It is not uncommon for citizens to be displeased with the manner in which their complaint is dealt with by authorities. However, how far would one go? Petition continuously? Hold a protest? Well, a US man who was unhappy with the FBI for not taking his complaint seriously, resorted to a more than extreme measure: making a hoax bomb threat at the building housing the headquarters of the federal agency.

Gerardo Manuel Checo Nunez, 33, from Queens, New York, was arrested on Wednesday for making a hoax bomb threat at the Jacob K. Javits Federal Office Building. He did so as he was disgruntled with the FBI for ignoring his complaint filed through the agency's website. Nunez had alleged in the complaint that his accounts had been hacked by a foreign government and that attempts were being made to extort him.

Michael J. Driscoll, Assistant Director‑in‑Charge, FBI, New York, said in a statement, "While Nunez's alleged threat to our federal building was deemed a hoax, his actions called for the resources of law enforcement, which were expended in response to one man's personal gripe. Aside from the fact that these types of hoax threats divert resources and cost taxpayer dollars, they put law enforcement in harm's way regardless of their intended purpose."

Threatening FBI with A 'Bomb'

Jacob K. Javits Federal Office Building (Representational Picture)Wikimedia Commons

Nunez had enlisted in the United States Marine Corps from 2006 to 2013, including as an Engineer Equipment Operator. According to court documents, he visited the Javits Building—located at 26 Federal Plaza in Manhattan—on 17 November 2021. The 33-year-old approached a security booth that was manned by the FBI Police (uniformed security police of the FBI). Making a dramatic gesture, he slammed a copy of his previously filed complaint against the security screen.

However, the tension was set to escalate. He declared to the FBI Police that he had built an improvised explosive device (IED) in his vehicle—a full-size cargo van— and that he intended to turn himself in. Upon being asked to confirm whether there was an IED in his vehicle, the Queens resident replied affirmatively. He was taken into custody immediately and the members of the FBI's New York Joint Terrorism Task Force (the JTTF) were alerted.

Nunez was asked again by members of the JTTF if there was an IED in the vehicle. However, this time, he responded that there was no explosive device in the automobile. The New Yorker admitted that he cooked up the bomb hoax as he was displeased with the FBI ignoring his hacking complaints. Therefore, he resorted to this action to get their attention.

An improvised explosive device (Representational Picture)US National Archives & DVIDS

Damian Williams, US Attorney for the Southern District of New York, said, "As alleged, the defendant's bomb threat caused an immediate mobilization by the FBI and the NYPD appropriate for a real explosive device. Hoax or not, a bomb threat requires the diversion of valuable law enforcement and public safety resources, and causes genuine fear in the public. "
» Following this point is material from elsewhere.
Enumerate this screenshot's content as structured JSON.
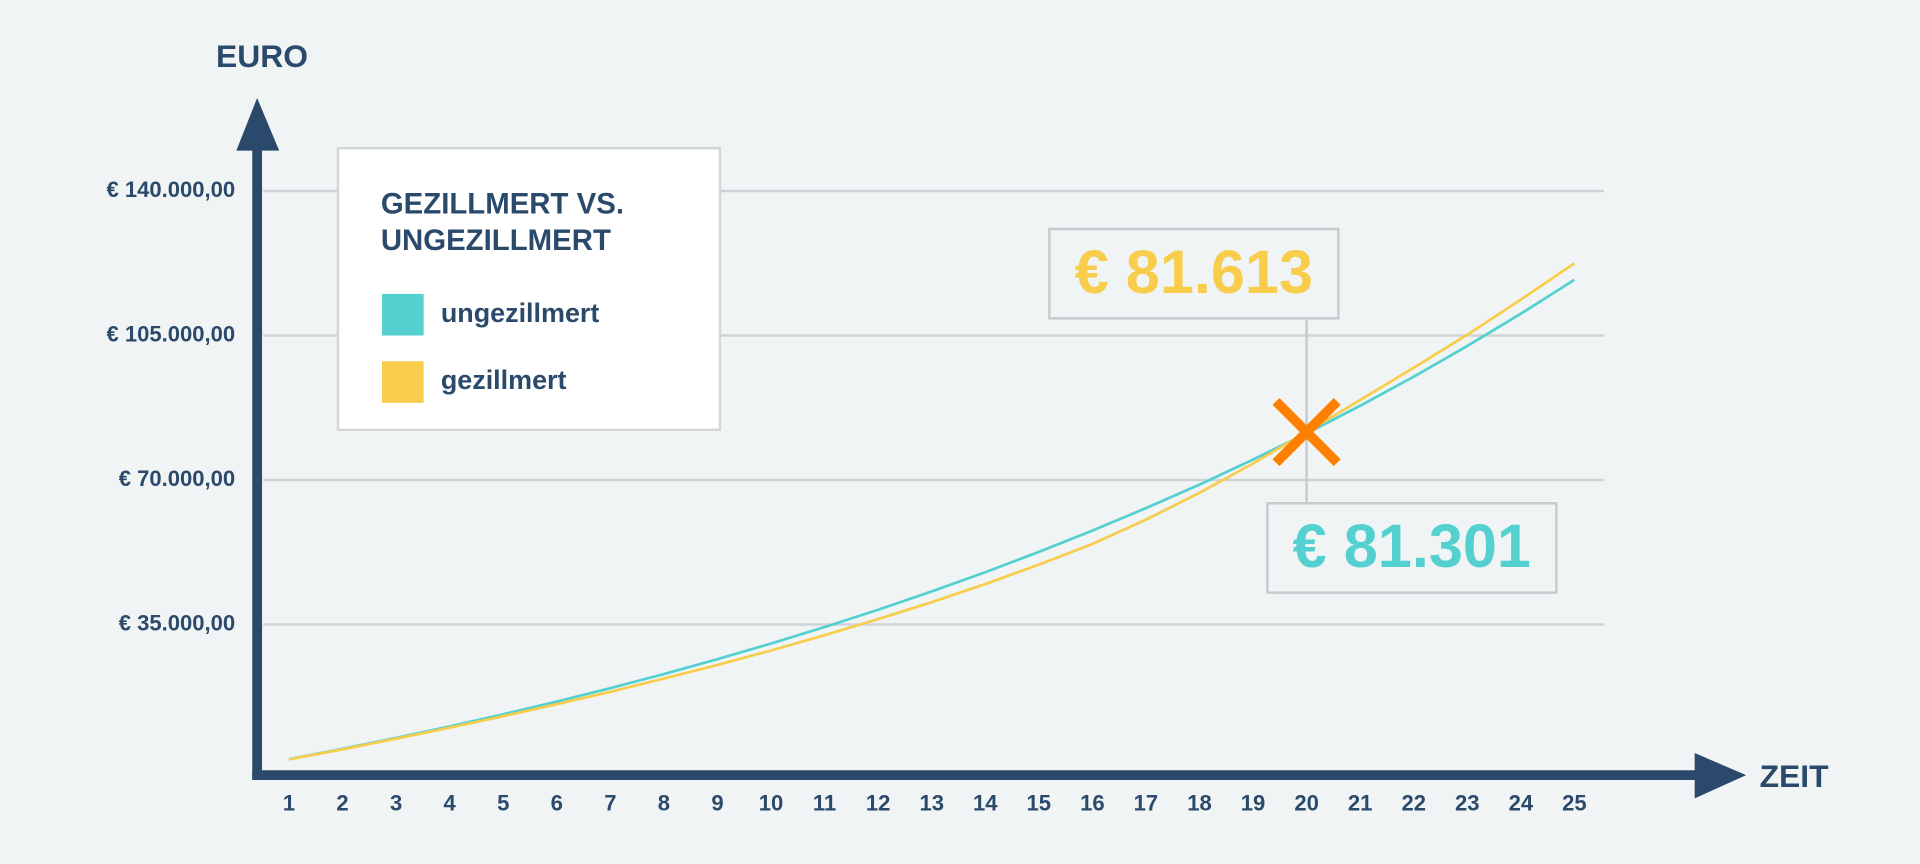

A Costly Cry for Attention

Following his detainment, Nunez provided the authorities with a description of his vehicle and the location of where it was parked. The vehicle was located by the JTTF personnel outside the Javits Building across the street. It was found in the vicinity of an apartment building with numerous residents and a shut coffee shop. The area, including the apartment complex, was immediately evacuated by officers and was closed to vehicular traffic and pedestrians.

Arrest (Representational Picture)Reuters

In addition to this, the scene was also surveilled by at least one law enforcement helicopter. FBI bomb technicians conducted a thorough search of the vehicle and confirmed that it contained no explosive devices. However, during successive searches, several rounds of .223 caliber ammunition were found by members of the JTTF along with written materials about the detection of IEDs and weapons of mass destruction.

Dermot Shea, Commissioner of NYPD, said, "In a city that has experienced more than 50 terrorist plots and four attacks, making a claim that you have a bomb at a government building is no joke. Mr. Checo Nunez faces serious charges which should serve as an example to others who believe making threats is an effective way to get attention."

The former marine has been charged with one count of conveying false information and hoaxes in connection with the alleged bomb threat (in violation of Title 18, United States Code, Section 1038). He faces a maximum sentence of five years in prison. However, Nunez's sentence will be determined by a judge.